As social creatures, we connect, explore and shop based on the recommendations of people we trust. When a foodie friend suggests a new restaurant, we reserve a table. When a colleague or mentor tells us to meet someone, we do so without hesitation.
But when we broadcast suggestions or requests on social media, there's no guarantee that valued sources or experts will see them and respond. There's no consistent way to cut through the noise.
At least that's what Claudia Batten, a serial entrepreneur, found when searching for technology hardware experts. Despite being extremely well-connected -- Batten has thousands of ties on LinkedIn, thousands of (real) Twitter followers, and hundreds of Facebook friends -- she lacked a quick way to tap her contacts for advice. Instead, she found herself individually emailing people she thought might be able to help.
"It was really inefficient," Batten said. "But even worse, it was ineffective."
Batten and co-founders -- who agreed that their increased connectivity had diminishing returns -- created "Broadli," an app to catalyze the targeted assistance they observed among "super-connectors" and highly effective peers.
"LinkedIn is a powerful tool," Batten continued. "It's great that everyone is in this awesome digital Rolodex, but now let's put them to work."
Broadli enables users to activate their networks strategically, to zero in on people who can be most helpful at a particular time.

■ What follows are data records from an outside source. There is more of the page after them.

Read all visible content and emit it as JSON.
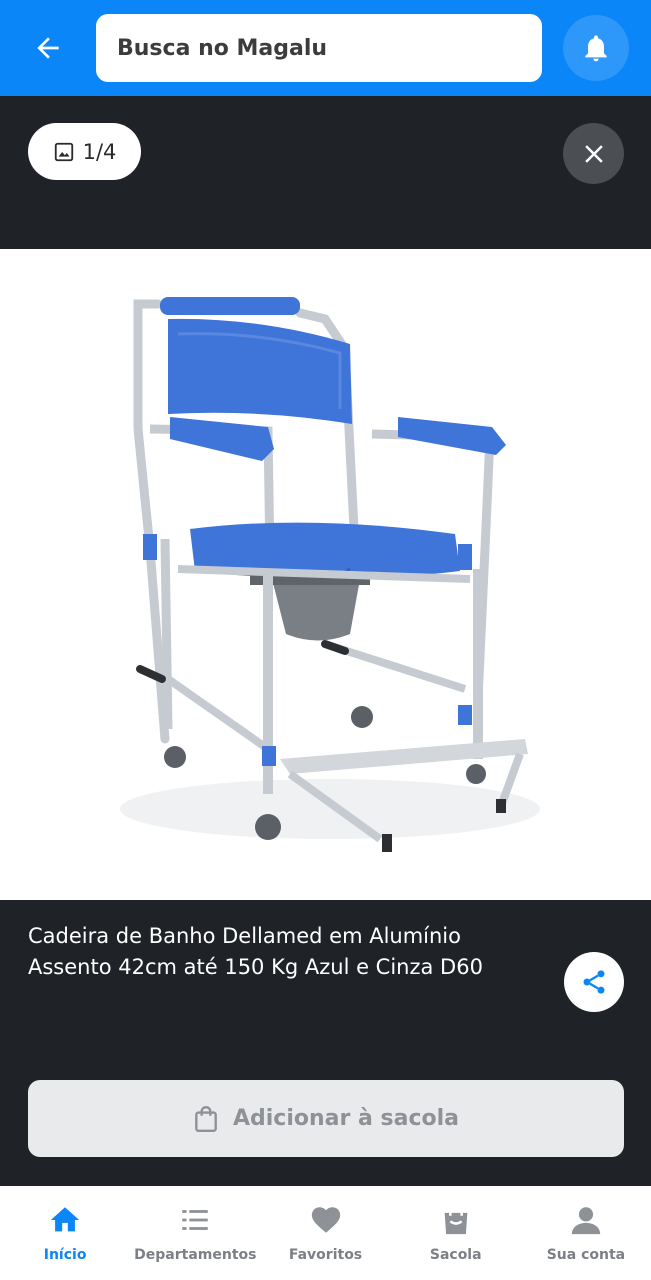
{
  "header": {
    "search_placeholder": "Busca no Magalu",
    "back_icon": "arrow-left-icon",
    "bell_icon": "bell-icon"
  },
  "viewer": {
    "counter": "1/4",
    "counter_icon": "image-icon",
    "close_icon": "close-icon"
  },
  "product": {
    "title": "Cadeira de Banho Dellamed em Alumínio Assento 42cm até 150 Kg Azul e Cinza D60",
    "share_icon": "share-icon",
    "add_label": "Adicionar à sacola"
  },
  "nav": {
    "items": [
      {
        "label": "Início",
        "icon": "home-icon",
        "active": true
      },
      {
        "label": "Departamentos",
        "icon": "list-icon",
        "active": false
      },
      {
        "label": "Favoritos",
        "icon": "heart-icon",
        "active": false
      },
      {
        "label": "Sacola",
        "icon": "bag-icon",
        "active": false
      },
      {
        "label": "Sua conta",
        "icon": "user-icon",
        "active": false
      }
    ]
  },
  "colors": {
    "brand": "#0a86f9",
    "dark_bg": "#1f2227",
    "seat_blue": "#3f74d8"
  }
}
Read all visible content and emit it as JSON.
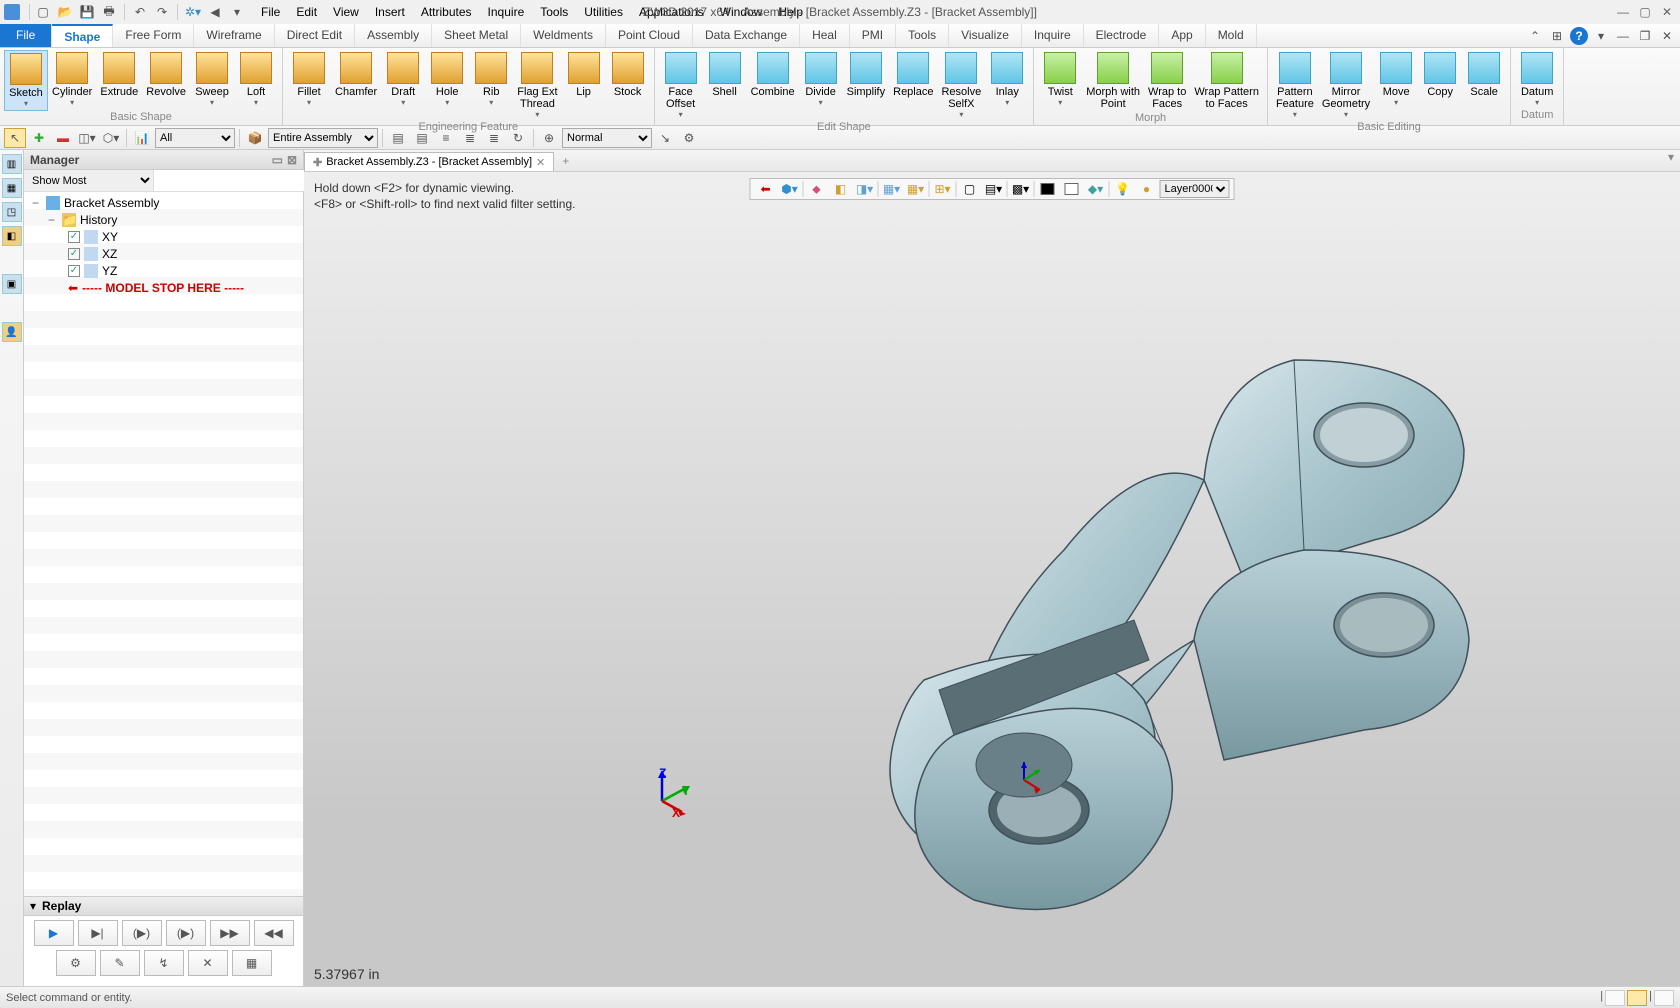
{
  "title": {
    "app": "ZW3D 2017  x64",
    "doc": "Assembly - [Bracket Assembly.Z3 - [Bracket Assembly]]"
  },
  "menus": [
    "File",
    "Edit",
    "View",
    "Insert",
    "Attributes",
    "Inquire",
    "Tools",
    "Utilities",
    "Applications",
    "Window",
    "Help"
  ],
  "tabs": [
    "File",
    "Shape",
    "Free Form",
    "Wireframe",
    "Direct Edit",
    "Assembly",
    "Sheet Metal",
    "Weldments",
    "Point Cloud",
    "Data Exchange",
    "Heal",
    "PMI",
    "Tools",
    "Visualize",
    "Inquire",
    "Electrode",
    "App",
    "Mold"
  ],
  "active_tab": "Shape",
  "ribbon": {
    "g1": {
      "name": "Basic Shape",
      "items": [
        "Sketch",
        "Cylinder",
        "Extrude",
        "Revolve",
        "Sweep",
        "Loft"
      ]
    },
    "g2": {
      "name": "Engineering Feature",
      "items": [
        "Fillet",
        "Chamfer",
        "Draft",
        "Hole",
        "Rib",
        "Flag Ext\nThread",
        "Lip",
        "Stock"
      ]
    },
    "g3": {
      "name": "Edit Shape",
      "items": [
        "Face\nOffset",
        "Shell",
        "Combine",
        "Divide",
        "Simplify",
        "Replace",
        "Resolve\nSelfX",
        "Inlay"
      ]
    },
    "g4": {
      "name": "Morph",
      "items": [
        "Twist",
        "Morph with\nPoint",
        "Wrap to\nFaces",
        "Wrap Pattern\nto Faces"
      ]
    },
    "g5": {
      "name": "Basic Editing",
      "items": [
        "Pattern\nFeature",
        "Mirror\nGeometry",
        "Move",
        "Copy",
        "Scale"
      ]
    },
    "g6": {
      "name": "Datum",
      "items": [
        "Datum"
      ]
    }
  },
  "sectool": {
    "filter": "All",
    "scope": "Entire Assembly",
    "display": "Normal"
  },
  "manager": {
    "title": "Manager",
    "show": "Show Most",
    "root": "Bracket Assembly",
    "history": "History",
    "planes": [
      "XY",
      "XZ",
      "YZ"
    ],
    "stop": "----- MODEL STOP HERE -----"
  },
  "replay": {
    "label": "Replay"
  },
  "doctab": {
    "name": "Bracket Assembly.Z3 - [Bracket Assembly]"
  },
  "hint1": "Hold down <F2> for dynamic viewing.",
  "hint2": "<F8> or <Shift-roll> to find next valid filter setting.",
  "layer": "Layer0000",
  "measure": "5.37967 in",
  "status": "Select command or entity."
}
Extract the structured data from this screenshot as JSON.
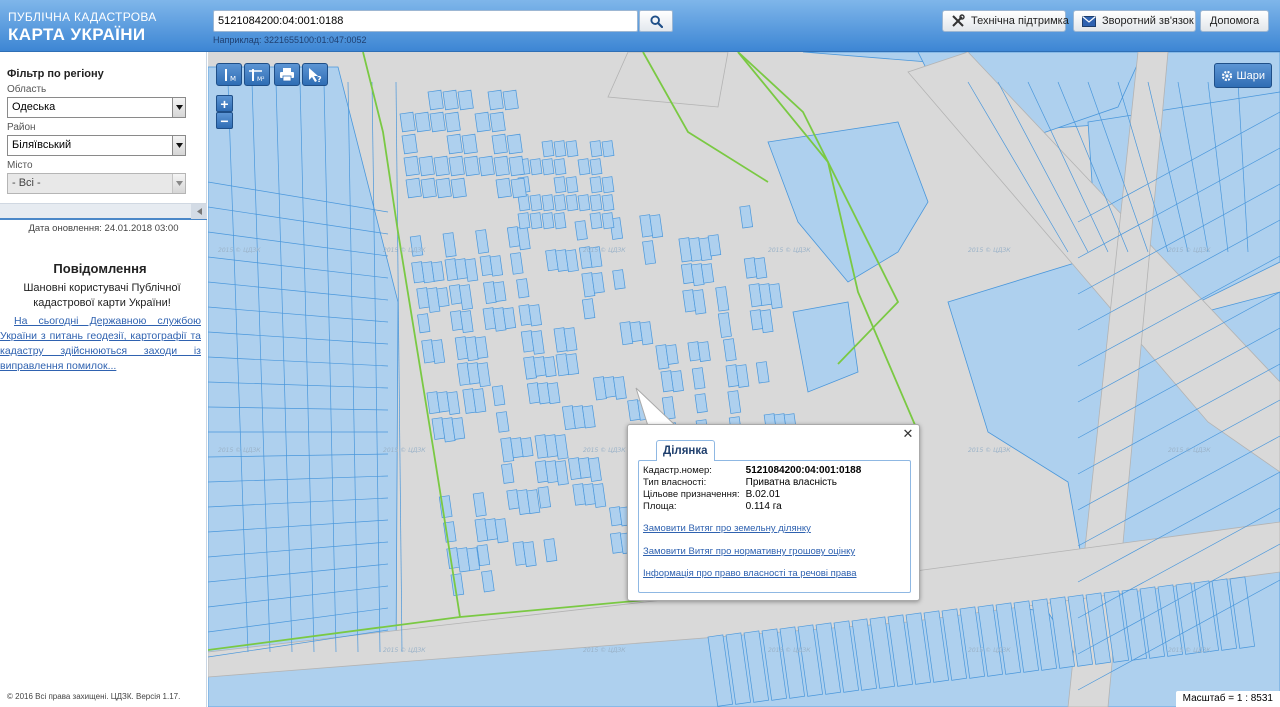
{
  "header": {
    "logo_line1": "ПУБЛІЧНА КАДАСТРОВА",
    "logo_line2": "КАРТА УКРАЇНИ",
    "search_value": "5121084200:04:001:0188",
    "search_hint": "Наприклад: 3221655100:01:047:0052",
    "buttons": {
      "support": "Технічна підтримка",
      "feedback": "Зворотний зв'язок",
      "help": "Допомога"
    }
  },
  "sidebar": {
    "filter_title": "Фільтр по регіону",
    "oblast_label": "Область",
    "oblast_value": "Одеська",
    "rayon_label": "Район",
    "rayon_value": "Біляївський",
    "city_label": "Місто",
    "city_value": "- Всі -",
    "update_date": "Дата оновлення: 24.01.2018 03:00",
    "notice_title": "Повідомлення",
    "notice_text": "Шановні користувачі Публічної кадастрової карти України!",
    "notice_link": "На сьогодні Державною службою України з питань геодезії, картографії та кадастру здійснюються заходи із виправлення помилок...",
    "copyright": "© 2016 Всі права захищені. ЦДЗК. Версія 1.17."
  },
  "map": {
    "layers_label": "Шари",
    "zoom_in": "+",
    "zoom_out": "−",
    "scale_text": "Масштаб = 1 : 8531",
    "watermark": "2015 © ЦДЗК",
    "colors": {
      "background": "#d9d9d9",
      "parcel_fill": "#aed0ee",
      "parcel_stroke": "#4a97db",
      "boundary": "#7ac943",
      "road": "#d9d9d9"
    }
  },
  "popup": {
    "tab_label": "Ділянка",
    "rows": [
      {
        "key": "Кадастр.номер:",
        "value": "5121084200:04:001:0188"
      },
      {
        "key": "Тип власності:",
        "value": "Приватна власність"
      },
      {
        "key": "Цільове призначення:",
        "value": "В.02.01"
      },
      {
        "key": "Площа:",
        "value": "0.114 га"
      }
    ],
    "links": [
      "Замовити Витяг про земельну ділянку",
      "Замовити Витяг про нормативну грошову оцінку",
      "Інформація про право власності та речові права"
    ]
  }
}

The app connects to a user's LinkedIn account and pulls in contacts, which the user then sorts into categories: "Inspired," "Dormant," "Don't Know," and "Want to Know." Folks with whom she has close, personal relationships are "Inspired" and form a trusted network. All other contacts are divided into one of the other clusters and stored for later networking potential.
From there, the user defines her mission -- the foremost thing she is trying to accomplish, such as moving to a new city, changing jobs, or launching a company or charity. Her "Inspired" inner circle can then make tactical introductions to members of their own coteries to help the friend advance toward her goal.
In developing the app, Broadli co-founders aim to facilitate the "intentional generosity" they've experienced in trusted networks. Networking, they say, isn't a zero-sum game. Rather, it should be about building relationships that go the distance, helping others without expecting an immediate return.
"Networking for ambition alone is a thing of the past," Batten continued. "It's supporting people to help them achieve their dreams because, when they do, you feel the 'win' yourself. It's supporting people because you care about their lives."
One might expect such idealism from starry-eyed Millennials, but Broadli's three initial co-founders are high-flying female executives in their late-30s and 40s. After decades in the workforce, the women were looking for a better way to work, and Broadli's corporate structure -- or lack thereof -- mirrors the flat, non-hierarchical collaboration they hope their app will accelerate.
Even before last month when Zappos, the online retailer, announced its plan to abandon a traditional top-down org structure in favor of self-governing circles for the company's 1,500 employees, Broadli co-founders worked successfully without titles, job descriptions, or ownership of ideas. The process of incorporating forced Broadli to name a president, but co-founders insist this "old-world" paradigm runs counter to creativity and innovation. Major advances, they say, result from openness and diversity.
While Broadli's team now includes two male co-founders, Matt Null and John Weiss, the entrepreneurs say the app was created from a "feminine perspective," which values collaboration.
"Real collaboration is working together to create something new in support of a shared vision," said Alessandra Lariu, a Broadli co-founder who is also CEO of Shout, a global advertising collective. "Real collaborators behave in a 'what's mine is yours' manner."
Weiss says he finds the forward-thinking nature of his female colleagues refreshing; they consistently focus on possibilities for the future, he said, whereas some male-dominated organizations tend to emphasize past success.
Still, the Broadli crew cautions against getting mired in group-think and wonders how their model will scale (they'll be watching Zappos closely). But for now they're continuing the experiment.
"We're so excited about the possibilities of this venture -- not only for the ability to extend purposeful networking, but also for the opportunity to create a way of working together that is qualitatively different from other workplaces we've known," said V. Mary Abraham, a co-founder who is also a lawyer and knowledge management expert. "An organization created by women who are consciously looking for a better way is a wonderful thing!"